Tais acontecimentos demonstram por si só, que este
personalismo construído pela imprensa, acaba gerando um senso de impunidade que
se mostra evidente na manifestação de determinadas autoridades, que, por sua
vez, cometem seus atos como se fossem verdadeiros déspotas, sem qualquer
responsabilidade por aquilo que praticam. Tirando o fato que tal contexto,
atualmente, se consagra pelo Judiciário, na verdade, o fenômeno de se criar
figuras personalistas trata-se de algo que sempre esteve presente na realidade
latino americana, seja nas ditaduras impostas aos países da região, seja no
típico caudilhismo que marcou profundamente a história desses povos, a partir
de lideranças autoritárias que buscaram se perpetuar de algum modo no poder.
Não seria demais dizer, que essas figuras judiciais que se autoproclamam
salvadores do povo, seriam os caudilhos da contemporaneidade, que fingem
estarem munidos de uma técnica jurídica processual, mas que ao final, estão, na
realidade, praticando a pior política sob o disfarce da burocracia.
Destaca-se, no entanto, que a utilização da mídia para fins
de manipulação de massas, como forma de exaltar lideranças ilegítimas, não se
trata de um cenário tão recente, tendo em vista que esse método já era
utilizado pelos nazistas, conforme muito bem ressaltou a Escola de Frankfurt ao
narrar o funcionamento da Indústria Cultural a partir das teorias de Theodor
Adorno e Max Horkheimer. Algo muito semelhante vem ocorrendo no Brasil, considerando
que a indústria cultural não se limita a imprensa, posto que também se encontra
presente na área do entretenimento para fins de propaganda do sistema.
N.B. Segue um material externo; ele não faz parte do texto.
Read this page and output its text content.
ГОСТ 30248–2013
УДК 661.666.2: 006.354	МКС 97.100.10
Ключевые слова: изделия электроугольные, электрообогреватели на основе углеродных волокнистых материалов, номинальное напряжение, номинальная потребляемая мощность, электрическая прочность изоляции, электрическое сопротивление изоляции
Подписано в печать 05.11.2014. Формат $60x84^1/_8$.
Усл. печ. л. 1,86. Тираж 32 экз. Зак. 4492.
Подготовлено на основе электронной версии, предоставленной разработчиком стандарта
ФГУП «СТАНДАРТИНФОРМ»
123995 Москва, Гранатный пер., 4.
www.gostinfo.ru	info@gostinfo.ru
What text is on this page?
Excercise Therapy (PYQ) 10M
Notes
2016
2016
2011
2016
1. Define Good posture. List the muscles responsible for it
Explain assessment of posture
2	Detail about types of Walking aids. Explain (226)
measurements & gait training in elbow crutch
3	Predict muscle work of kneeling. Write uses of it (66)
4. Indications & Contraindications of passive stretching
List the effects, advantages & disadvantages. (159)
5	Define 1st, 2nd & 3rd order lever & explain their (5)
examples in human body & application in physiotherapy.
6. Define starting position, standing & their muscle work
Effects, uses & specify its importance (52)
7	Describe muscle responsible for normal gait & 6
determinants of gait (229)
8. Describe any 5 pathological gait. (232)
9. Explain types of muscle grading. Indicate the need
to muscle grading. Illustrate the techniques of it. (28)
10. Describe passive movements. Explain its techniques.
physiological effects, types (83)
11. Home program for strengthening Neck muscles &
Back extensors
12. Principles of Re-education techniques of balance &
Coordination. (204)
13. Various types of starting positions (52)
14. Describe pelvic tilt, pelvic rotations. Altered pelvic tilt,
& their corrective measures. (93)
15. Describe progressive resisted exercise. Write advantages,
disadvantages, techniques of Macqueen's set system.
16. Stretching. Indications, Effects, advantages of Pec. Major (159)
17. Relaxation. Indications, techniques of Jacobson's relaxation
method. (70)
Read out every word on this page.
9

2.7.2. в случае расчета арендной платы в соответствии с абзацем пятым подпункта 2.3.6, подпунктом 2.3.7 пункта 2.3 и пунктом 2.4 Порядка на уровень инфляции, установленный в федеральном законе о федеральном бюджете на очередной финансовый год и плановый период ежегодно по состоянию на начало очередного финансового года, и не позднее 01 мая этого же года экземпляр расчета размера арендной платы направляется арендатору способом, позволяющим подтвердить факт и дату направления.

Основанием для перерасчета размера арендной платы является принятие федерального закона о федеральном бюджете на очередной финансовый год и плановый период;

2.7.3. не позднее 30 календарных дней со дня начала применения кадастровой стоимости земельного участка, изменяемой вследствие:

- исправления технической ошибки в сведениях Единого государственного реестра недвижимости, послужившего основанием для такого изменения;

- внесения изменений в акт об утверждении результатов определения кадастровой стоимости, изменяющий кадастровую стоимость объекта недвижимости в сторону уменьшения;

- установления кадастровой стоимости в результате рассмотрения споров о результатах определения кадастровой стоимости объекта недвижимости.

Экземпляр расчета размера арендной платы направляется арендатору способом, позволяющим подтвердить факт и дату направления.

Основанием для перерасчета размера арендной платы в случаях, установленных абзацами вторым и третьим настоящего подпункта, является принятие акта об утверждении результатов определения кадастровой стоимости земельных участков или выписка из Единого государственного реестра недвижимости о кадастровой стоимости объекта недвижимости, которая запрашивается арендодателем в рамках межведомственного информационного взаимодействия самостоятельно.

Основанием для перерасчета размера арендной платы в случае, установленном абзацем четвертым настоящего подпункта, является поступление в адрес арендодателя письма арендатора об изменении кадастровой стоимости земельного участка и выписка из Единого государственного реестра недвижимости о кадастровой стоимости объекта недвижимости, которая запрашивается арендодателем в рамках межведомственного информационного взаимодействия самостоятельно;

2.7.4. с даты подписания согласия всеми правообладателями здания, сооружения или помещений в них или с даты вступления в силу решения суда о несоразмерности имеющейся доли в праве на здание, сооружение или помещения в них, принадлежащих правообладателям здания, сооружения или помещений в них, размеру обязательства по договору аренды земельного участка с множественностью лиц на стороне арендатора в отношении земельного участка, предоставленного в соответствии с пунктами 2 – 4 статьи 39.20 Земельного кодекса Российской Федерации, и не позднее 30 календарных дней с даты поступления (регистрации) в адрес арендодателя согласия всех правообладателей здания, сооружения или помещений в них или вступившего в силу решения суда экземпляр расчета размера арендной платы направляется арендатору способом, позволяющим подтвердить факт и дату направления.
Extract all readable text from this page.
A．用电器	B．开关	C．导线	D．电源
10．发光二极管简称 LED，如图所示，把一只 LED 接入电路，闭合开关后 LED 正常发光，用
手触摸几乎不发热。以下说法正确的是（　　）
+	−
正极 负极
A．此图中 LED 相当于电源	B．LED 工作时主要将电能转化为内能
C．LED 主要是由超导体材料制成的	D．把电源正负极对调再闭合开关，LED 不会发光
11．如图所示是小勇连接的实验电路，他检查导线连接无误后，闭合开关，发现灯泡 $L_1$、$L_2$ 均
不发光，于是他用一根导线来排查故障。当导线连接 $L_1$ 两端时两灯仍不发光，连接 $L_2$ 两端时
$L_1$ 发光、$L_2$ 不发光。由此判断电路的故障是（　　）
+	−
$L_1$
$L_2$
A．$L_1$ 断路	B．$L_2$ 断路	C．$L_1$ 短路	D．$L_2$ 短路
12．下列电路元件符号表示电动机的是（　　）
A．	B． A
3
Não é à
toa que recentemente estamos vendo tanto em um filme como em uma série de um
serviço de streaming, a exaltação das autoridades em um suposto “combate à
corrupção”.
Além do já exposto, um outro risco desse personalismo e dessa
romantização da atividade judicial é a consagração de um processo de
criminalização da política e desvalorização do voto popular, de tal modo que,
como também testemunhamos recentemente, o Supremo Tribunal Federal, apesar dos
apelos contrários de parte dos ministros, relativizou a prerrogativa de foro
daqueles que possuem cargos eletivos, sem que incomodasse qualquer outra
autoridade que possui o mesmo benefício, mas que está inserida na administração
pública por meio de concurso ou nomeação vitalícia. Trata-se de um verdadeiro
acinte a população, haja vista que fragiliza a prerrogativa de quem possui o
voto popular, mas mantêm intocáveis aqueles que, sem a legitimidade do voto,
atuam na esfera administrativa e judicial.
A medida que essa situação vai se concretizando, a segurança
jurídica tanto da população em geral como também das empresas que estão
presentes no país se torna cada vez mais vulnerável, já que na concepção
daqueles que são exaltados na qualidade de justiceiros do Estado, as regras
vigentes aprovadas pelo legislativo passam a ser um mero detalhe. Em outras
palavras, é como se os juízes, em razão da força institucional que conseguiram,
pudessem decidir com uma discricionariedade, cuja oportunidade e conveniência
não estivessem mais na lei, mas sim na subjetividade ideológica de cada
magistrado.
Deve-se salientar que a operação “lava jato” foi decisiva
nesse contexto, uma vez que a aliança com a mídia proporcionou o fortalecimento
de determinados setores judiciais, que, consequentemente, acabou por acarretar
em um forte desequilíbrio institucional. Nesse sentido, com os frutos da
operação “lava jato”, em que praticamente se criou um Estado paralelo com
regras próprias e sem qualquer observância à Constituição, o agravamento da
crise se perpetuou na realidade brasileira, pois, com o personalismo do
magistrado que conduz as ações oriundas da justiça federal do Paraná (vinculada
ao Tribunal Regional Federal da 4ª região), juntamente com seus soldados
procuradores, apesar da aparência de modernidade dada pela imprensa, a
república de Curitiba, como qualquer republiqueta latino americana, já pode ter
um caudilho para chamar de seu.
Murilo Naves Amaral - Advogado, com mestrado em Direito
Público pela Universidade Federal de Uberlândia, professor universitário de
cursos de graduação e pós graduação em Direito em São Paulo e Minas Gerais.